We wtorek Rada Ministrów dała zielone światło pierwszym od lat dużym zmianom dotyczącym komorników i egzekucji. Przyjęła dwa projekty: o komornikach sądowych oraz o kosztach komorniczych.
Pod okiem kamery
Pierwszy projekt przewiduje, że czynności egzekucyjne komornik ma wykonywać osobiście, wyjątkowo angażując asesora. Ma też przyjmować sprawy głównie ze swego rewiru. I pozostać w nim, jeśli w danym roku ma 5 tys. spraw. Ma to ostatecznie wyeliminować tzw. hurtownie komornicze. Istotne czynności w terenie komornik ma obowiązkowo nagrywać, a dłużnik otrzyma specjalny, prosty formularz skargi na czynności komornika. Zostanie też wzmocniony nadzór prezesa sądu rejonowego. Będzie mógł m.in. odsunąć komornika naruszającego prawo od wykonywania czynności.

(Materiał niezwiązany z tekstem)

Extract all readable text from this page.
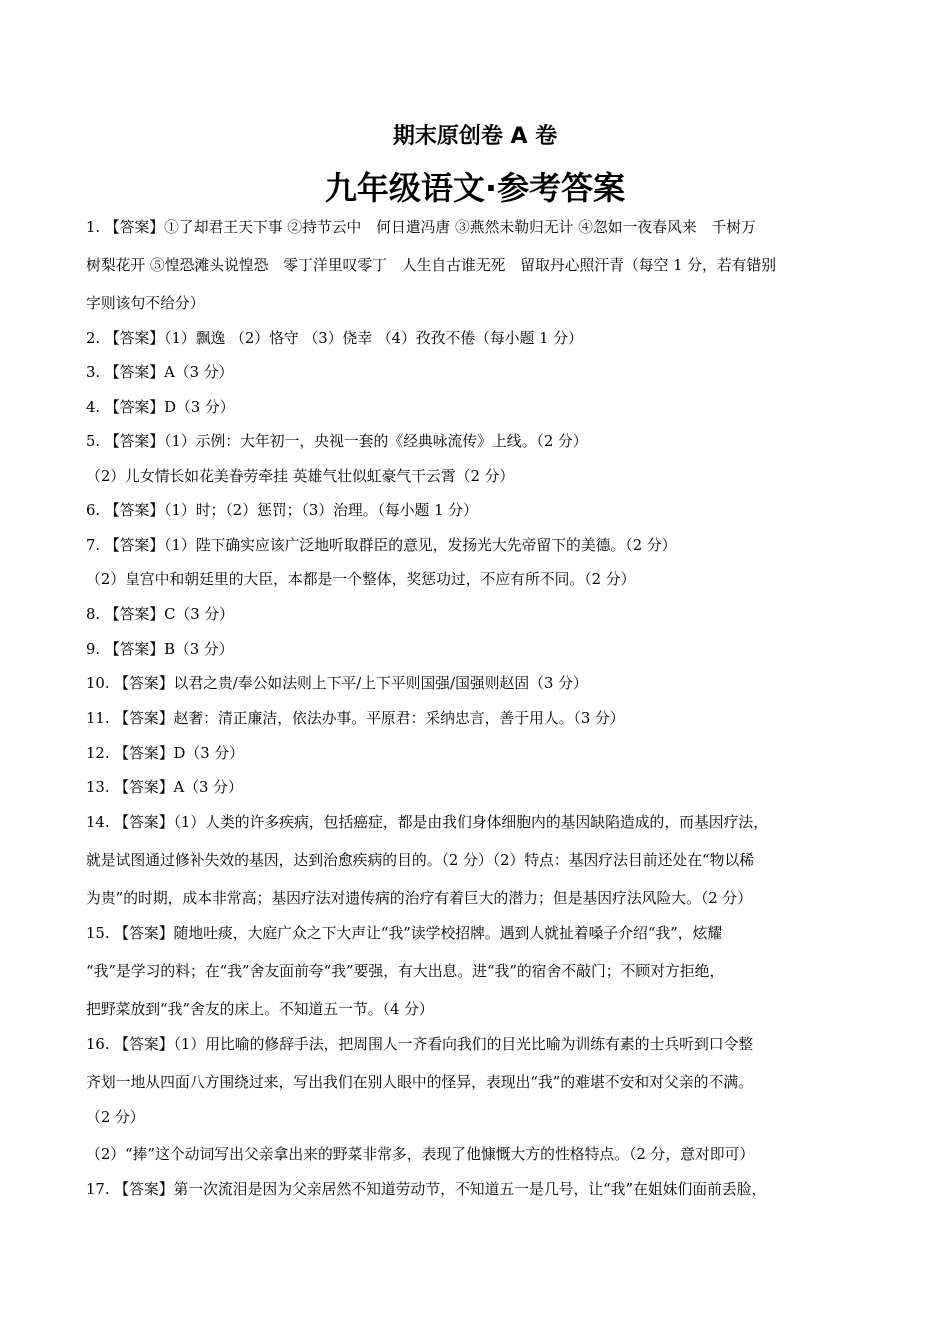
期末原创卷 A 卷
九年级语文·参考答案
1. 【答案】①了却君王天下事 ②持节云中　何日遣冯唐 ③燕然未勒归无计 ④忽如一夜春风来　千树万
树梨花开 ⑤惶恐滩头说惶恐　零丁洋里叹零丁　人生自古谁无死　留取丹心照汗青（每空 1 分，若有错别
字则该句不给分）
2. 【答案】（1）飘逸 （2）恪守 （3）侥幸 （4）孜孜不倦（每小题 1 分）
3. 【答案】A（3 分）
4. 【答案】D（3 分）
5. 【答案】（1）示例：大年初一，央视一套的《经典咏流传》上线。（2 分）
（2）儿女情长如花美眷劳牵挂 英雄气壮似虹豪气干云霄（2 分）
6. 【答案】（1）时；（2）惩罚；（3）治理。（每小题 1 分）
7. 【答案】（1）陛下确实应该广泛地听取群臣的意见，发扬光大先帝留下的美德。（2 分）
（2）皇宫中和朝廷里的大臣，本都是一个整体，奖惩功过，不应有所不同。（2 分）
8. 【答案】C（3 分）
9. 【答案】B（3 分）
10. 【答案】以君之贵/奉公如法则上下平/上下平则国强/国强则赵固（3 分）
11. 【答案】赵奢：清正廉洁，依法办事。平原君：采纳忠言，善于用人。（3 分）
12. 【答案】D（3 分）
13. 【答案】A（3 分）
14. 【答案】（1）人类的许多疾病，包括癌症，都是由我们身体细胞内的基因缺陷造成的，而基因疗法，
就是试图通过修补失效的基因，达到治愈疾病的目的。（2 分）（2）特点：基因疗法目前还处在“物以稀
为贵”的时期，成本非常高；基因疗法对遗传病的治疗有着巨大的潜力；但是基因疗法风险大。（2 分）
15. 【答案】随地吐痰，大庭广众之下大声让“我”读学校招牌。遇到人就扯着嗓子介绍“我”，炫耀
“我”是学习的料；在“我”舍友面前夸“我”要强，有大出息。进“我”的宿舍不敲门；不顾对方拒绝，
把野菜放到“我”舍友的床上。不知道五一节。（4 分）
16. 【答案】（1）用比喻的修辞手法，把周围人一齐看向我们的目光比喻为训练有素的士兵听到口令整
齐划一地从四面八方围绕过来，写出我们在别人眼中的怪异，表现出“我”的难堪不安和对父亲的不满。
（2 分）
（2）“捧”这个动词写出父亲拿出来的野菜非常多，表现了他慷慨大方的性格特点。（2 分，意对即可）
17. 【答案】第一次流泪是因为父亲居然不知道劳动节，不知道五一是几号，让“我”在姐妹们面前丢脸，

Poważne zmiany dotyczą też opłat egzekucyjnych. Chodzi o duże kwoty, bo liczone od tego, co komornicy ściągają, a rocznie odzyskują 8 mln zł. Dwie stawki, tj. 15 proc. od ściągniętej kwoty i 8 proc. z egzekucji z konta lub pensji, zastąpi jedna: 10 proc. Z tego komornik zatrzyma w zależności od jego wyników od 60 do 99 proc. Od tej kwoty odprowadzi VAT. Reszta zasili budżet państwa. Zmiany mają obowiązywać już od 1 stycznia 2018 r.
Spór o pieniądze
Korporacja komornicza alarmuje, że większość kancelarii może zbankrutować.
– Tu nie chodzi o dochody komorników, ale o funkcjonowanie całego systemu egzekucji. Wyniki raportu firmy doradczej PwC są jednoznaczne – po wprowadzeniu zmian blisko 60 proc. kancelarii zostanie zlikwidowanych, w pierwszej kolejności najmniejsze – ostrzega Rafał Frączek, prezes Krajowej Rady Komorniczej.